I’d argue yes, they can help shape our thinking and keep our minds focused on the main goal of high quality, people-centred care. Below are some examples that have come up in discussions about the design of the new professional development programmes run by the NHS Leadership Academy.
For, with, to
Patients, carers, families and other people who use services are fed up with paternalism.
The thing about being paternalistic is that we don’t necessarily realise we are doing it, not least because very often this comes from a genuinely caring nature – however even very small things can help to start break this down. The differences in the following sentences may help to demonstrate this:
- We are working with staff to improve care for patients
- We are working with patients and staff to improve care
Social care and health
To make real progress on coordinating care we need to open people’s minds up way beyond the NHS. In terms of the language we use I’d suggest a soft rule that whenever we are about use the words ‘NHS’ or ‘healthcare’ we should consider whether the simpler but broader term ‘care’ would be more appropriate. Or indeed, should we be writing ‘health and social care’ instead?
Improving care versus improving services
‘National Voices’ policy advisor, Laura Robinson, recently told me to stop and think whenever I use the term ‘service’: the ultimate aim – improving care – often requires stepping out beyond one particular service. Improving the service is, to some extent, secondary. I think Laura is right: while we probably don’t need a hard rule to avoid the word ‘service’ completely, we should be aware of it and decide in each case whether it is the best word to use.
Hard to reach
Should people be defined as hard to reach? The very term can put up barriers. ‘Less heard’ can be a more helpful way of saying things.

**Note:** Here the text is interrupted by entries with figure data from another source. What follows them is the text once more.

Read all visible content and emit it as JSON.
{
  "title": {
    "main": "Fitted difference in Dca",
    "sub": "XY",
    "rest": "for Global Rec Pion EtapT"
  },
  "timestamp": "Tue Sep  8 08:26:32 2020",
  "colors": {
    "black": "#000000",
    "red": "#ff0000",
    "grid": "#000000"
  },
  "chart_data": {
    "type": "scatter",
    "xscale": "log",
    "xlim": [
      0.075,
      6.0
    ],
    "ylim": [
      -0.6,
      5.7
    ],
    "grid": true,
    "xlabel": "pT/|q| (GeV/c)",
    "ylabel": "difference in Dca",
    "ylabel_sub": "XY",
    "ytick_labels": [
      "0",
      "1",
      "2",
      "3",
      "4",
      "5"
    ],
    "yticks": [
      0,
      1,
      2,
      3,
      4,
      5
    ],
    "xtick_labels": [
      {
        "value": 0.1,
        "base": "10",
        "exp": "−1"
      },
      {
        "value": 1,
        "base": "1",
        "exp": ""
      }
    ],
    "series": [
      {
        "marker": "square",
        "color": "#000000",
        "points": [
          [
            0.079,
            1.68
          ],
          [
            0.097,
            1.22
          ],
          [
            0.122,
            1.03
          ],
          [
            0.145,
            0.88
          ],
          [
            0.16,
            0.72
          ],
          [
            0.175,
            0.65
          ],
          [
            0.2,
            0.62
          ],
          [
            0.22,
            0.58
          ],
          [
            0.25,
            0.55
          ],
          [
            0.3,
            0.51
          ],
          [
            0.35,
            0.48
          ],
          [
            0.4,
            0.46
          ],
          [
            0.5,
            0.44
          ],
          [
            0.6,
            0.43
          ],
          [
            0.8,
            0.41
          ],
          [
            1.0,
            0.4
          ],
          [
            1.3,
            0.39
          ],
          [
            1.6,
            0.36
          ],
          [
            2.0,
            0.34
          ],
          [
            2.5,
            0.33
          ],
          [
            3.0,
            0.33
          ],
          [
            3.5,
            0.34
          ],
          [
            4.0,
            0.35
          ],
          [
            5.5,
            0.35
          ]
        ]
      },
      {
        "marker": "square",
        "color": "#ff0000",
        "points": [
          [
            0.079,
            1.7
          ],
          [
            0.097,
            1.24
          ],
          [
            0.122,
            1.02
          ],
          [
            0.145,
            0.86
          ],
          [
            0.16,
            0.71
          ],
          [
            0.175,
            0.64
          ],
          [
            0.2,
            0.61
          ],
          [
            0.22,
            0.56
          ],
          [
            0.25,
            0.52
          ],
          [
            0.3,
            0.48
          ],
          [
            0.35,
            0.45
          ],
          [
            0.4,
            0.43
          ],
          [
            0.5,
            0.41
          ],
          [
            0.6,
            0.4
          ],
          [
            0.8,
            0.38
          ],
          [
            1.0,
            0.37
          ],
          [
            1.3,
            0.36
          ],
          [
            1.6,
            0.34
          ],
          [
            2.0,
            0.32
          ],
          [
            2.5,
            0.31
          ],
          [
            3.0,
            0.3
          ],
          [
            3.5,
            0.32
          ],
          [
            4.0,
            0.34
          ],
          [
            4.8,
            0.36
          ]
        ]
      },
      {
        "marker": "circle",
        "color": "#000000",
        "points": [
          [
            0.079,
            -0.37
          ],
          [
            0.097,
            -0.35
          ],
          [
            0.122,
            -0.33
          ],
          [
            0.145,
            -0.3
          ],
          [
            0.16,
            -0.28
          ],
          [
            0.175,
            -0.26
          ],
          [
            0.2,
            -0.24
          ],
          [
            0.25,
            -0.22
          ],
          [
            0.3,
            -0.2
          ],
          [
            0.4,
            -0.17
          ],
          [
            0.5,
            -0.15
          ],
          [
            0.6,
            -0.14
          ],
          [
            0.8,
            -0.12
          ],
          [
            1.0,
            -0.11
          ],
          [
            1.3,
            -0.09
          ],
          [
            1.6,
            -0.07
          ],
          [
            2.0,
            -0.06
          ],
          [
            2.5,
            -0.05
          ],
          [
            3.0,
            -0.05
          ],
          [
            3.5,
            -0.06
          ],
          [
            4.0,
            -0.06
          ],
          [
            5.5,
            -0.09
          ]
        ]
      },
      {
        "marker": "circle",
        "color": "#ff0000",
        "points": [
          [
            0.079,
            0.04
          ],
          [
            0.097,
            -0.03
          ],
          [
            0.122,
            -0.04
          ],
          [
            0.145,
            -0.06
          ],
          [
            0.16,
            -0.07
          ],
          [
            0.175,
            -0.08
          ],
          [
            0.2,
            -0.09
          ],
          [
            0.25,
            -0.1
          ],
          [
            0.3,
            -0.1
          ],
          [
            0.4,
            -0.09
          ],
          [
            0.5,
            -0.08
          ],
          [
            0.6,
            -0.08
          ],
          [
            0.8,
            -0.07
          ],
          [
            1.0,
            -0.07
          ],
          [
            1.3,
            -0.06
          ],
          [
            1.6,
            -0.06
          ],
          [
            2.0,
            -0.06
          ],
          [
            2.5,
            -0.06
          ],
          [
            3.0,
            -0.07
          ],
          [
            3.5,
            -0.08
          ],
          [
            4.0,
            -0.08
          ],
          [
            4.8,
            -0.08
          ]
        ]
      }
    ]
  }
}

Coordinated care versus integrated care
Coordinated care means more to patients than ‘integrated care’, and it can be helpful to qualify it as ‘person-centred coordinated care’. ‘Integration’ or ‘integrated care’ are jargon and also tend to steer our thoughts towards systems rather than the real goal of improving care.
This is a vital concept but needs defining. The new leadership programmes will offer a number of different definitions of quality for participants to consider, however for impact and memorability I don’t think you can beat the quality trio below, based on Lord Darzi’s definition, which is also enshrined in the 2012 Health & Social Care Act. Quality is about:
- Clinical effectiveness (outcomes)
- Patient experience
Change versus improvement
We’ve all seen changes that don’t necessarily make things better. Let’s remember that change should always be about improvement.
Innovation versus replication
Innovation is sexy and we all like a gadget, however these are simply tools and approaches that may or may not help us improve care quality. Meanwhile, spreading good practice in care is a serious challenge so we need to find ways of getting people excited about replication; let’s reward people for copying stuff.
The word ‘patient’: it’s a bit of a minefield, linguistically speaking.
Some people who use health, and especially care services, don’t consider themselves ‘patients’ – those who are pregnant or use mental health services often feel strongly about this. In any case, we should also plan health and care around people who aren’t currently patients – there are groups of people who don’t use services now but will do in the future. There are also people who should be patients but don’t find it easy to access health and social care (eg travellers, prisoners, vulnerable older people, asylum seekers, sex workers). And carers should have a strong say. So is there a better word? Well it’s debatable, let’s try the following:
- Service users: it’s a bit clunky and impersonal as a term (how many people really call themselves a ‘service user’).
- People who use services: much better, if a bit of a mouthful
- Clients: urgh – very transactional
- Customer: not much better than the above.
The truth is we don’t have a perfect word to fit all occasions. At National Voices, the way we tend to handle this is to preface documents and presentations with the long list: ‘Patients, carers, families and people who use services’, then use short hand further down eg ‘patients and carers’. Even better, we build the sentence around the word ‘people’ where possible. This is far from perfect as a system and, if you know a better way of doing it, I would love to hear it.
In fact, none of the above examples should be taken as rules. Language is changeable, and no one person has all the answers. This is why it would be fantastically helpful to have further comments, improvements or suggestions on the way leaders can use language to the best effect. What do you think? Do let us know.